Dentro, Nadir não pôde sufocar um grito de terror: ao fundo, numa enorme moenda movida por uma parelha de bois, seis escravos introduziam o velho Imperador D. Pedro I, que era esmagado como cana, espargindo todo em sangue, para logo em seguida retornar como antes, num processo contínuo de extrema tortura. A boa mulher, toda trêmula, sentiu fraquejar suas pernas. O espectro, porém, com um olhar penetrante fê-la recobrar os ânimos, e continuaram a caminhada. Mais adiante se depararam com uma masmorra toda branca, construída de grandes pedras de sal.
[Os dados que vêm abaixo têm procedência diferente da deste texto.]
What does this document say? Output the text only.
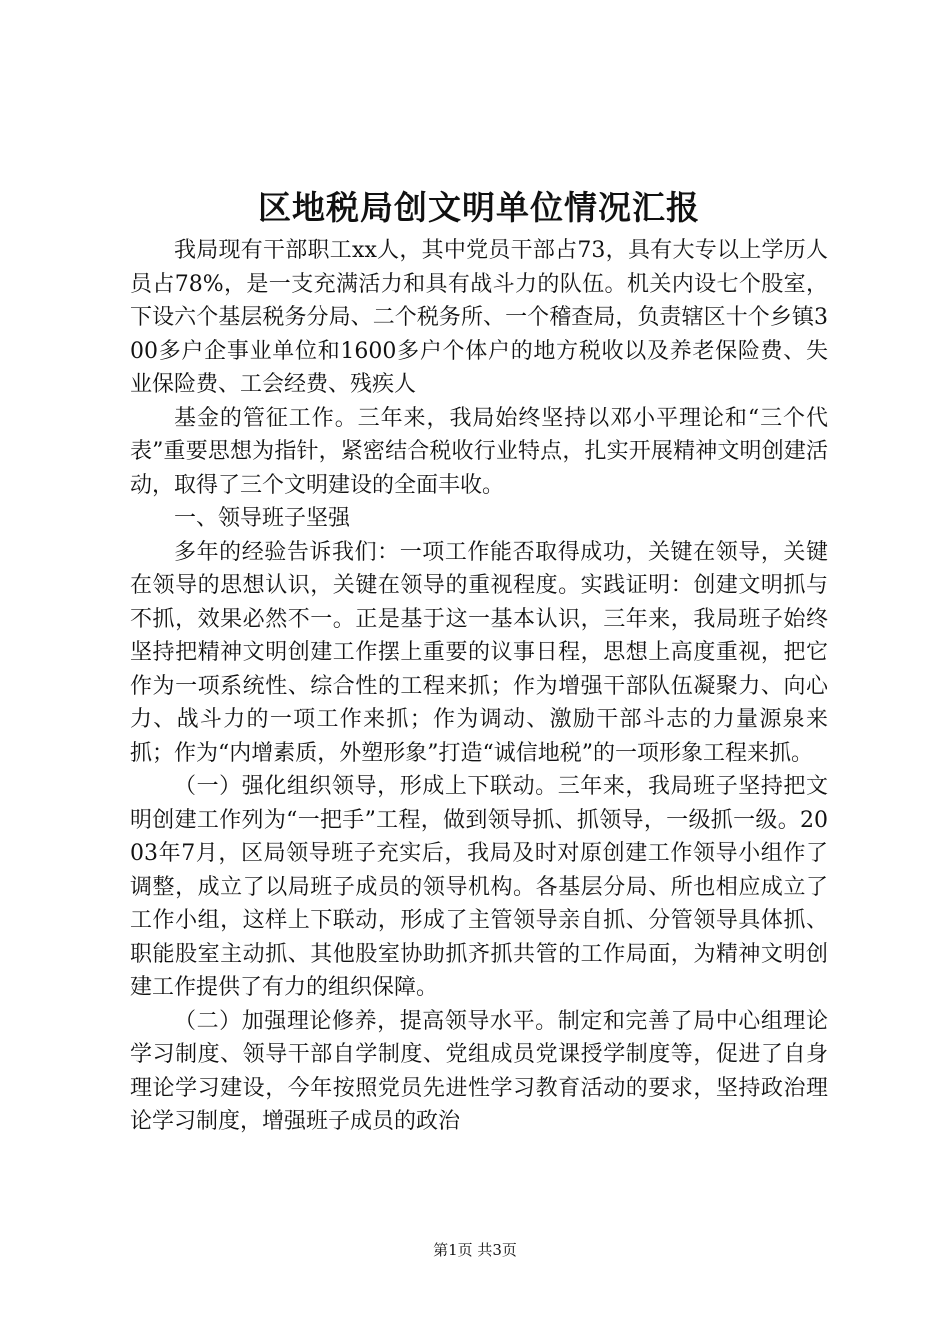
区地税局创文明单位情况汇报

我局现有干部职工xx人，其中党员干部占73，具有大专以上学历人员占78%，是一支充满活力和具有战斗力的队伍。机关内设七个股室，下设六个基层税务分局、二个税务所、一个稽查局，负责辖区十个乡镇300多户企事业单位和1600多户个体户的地方税收以及养老保险费、失业保险费、工会经费、残疾人

基金的管征工作。三年来，我局始终坚持以邓小平理论和“三个代表”重要思想为指针，紧密结合税收行业特点，扎实开展精神文明创建活动，取得了三个文明建设的全面丰收。

一、领导班子坚强

多年的经验告诉我们：一项工作能否取得成功，关键在领导，关键在领导的思想认识，关键在领导的重视程度。实践证明：创建文明抓与不抓，效果必然不一。正是基于这一基本认识，三年来，我局班子始终坚持把精神文明创建工作摆上重要的议事日程，思想上高度重视，把它作为一项系统性、综合性的工程来抓；作为增强干部队伍凝聚力、向心力、战斗力的一项工作来抓；作为调动、激励干部斗志的力量源泉来抓；作为“内增素质，外塑形象”打造“诚信地税”的一项形象工程来抓。

（一）强化组织领导，形成上下联动。三年来，我局班子坚持把文明创建工作列为“一把手”工程，做到领导抓、抓领导，一级抓一级。2003年7月，区局领导班子充实后，我局及时对原创建工作领导小组作了调整，成立了以局班子成员的领导机构。各基层分局、所也相应成立了工作小组，这样上下联动，形成了主管领导亲自抓、分管领导具体抓、职能股室主动抓、其他股室协助抓齐抓共管的工作局面，为精神文明创建工作提供了有力的组织保障。

（二）加强理论修养，提高领导水平。制定和完善了局中心组理论学习制度、领导干部自学制度、党组成员党课授学制度等，促进了自身理论学习建设，今年按照党员先进性学习教育活动的要求，坚持政治理论学习制度，增强班子成员的政治

第1页 共3页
Dentro dela, o ditador Getúlio Vargas, com as duas mãos amarradas e a cabeça presa entre dois blocos de brasas, tinha introduzida na boca um tipo de mangueira na qual dois homens com roupas de prisioneiros despejavam ininterruptamente água salgada de bacalhau. Nadir, que parecia já ter superados seus temores, olhava tudo agora como se tivesse assistindo um filme de terror. É bem verdade que ainda tremia diante de cenas tão brutais e pavorosas, no entanto, aos poucos ia perdendo toda sensibilidade pela dor daqueles pecadores, de modo que poderia atentar-se mais detidamente para tudo o que lhe era mostrado, sem ceder à emoção humana. Ao se aproximarem do termo deste portão, o espectro apontou para um lugar reservado para as almas futuras, as quais ainda gozavam e praticavam suas perfídias sobre a terra. Mirando bem, ela viu claramente, como num filme, Lula e Bolsonaro, ambos correndo e latindo como cães sardentos, sendo perseguidos por uma legião de demônios que os chacoteavam com chibatas incandescentes. — Estes dois homens — disse o espectro — colocaram irmão contra irmão, filho contra pai, mulher contra marido, e destilaram ódio no meio de seu povo. Neste momento, quem reparasse bem, veria uma lágrima de tristeza descer das pupilas da boa mulher, que indagou: — Mas como pode ser isso, se Bolsonaro frequentava as igrejas e Lula ajudava aos pobres? — Ao que respondeu o espectro: — O Diabo também faz todas essas coisas.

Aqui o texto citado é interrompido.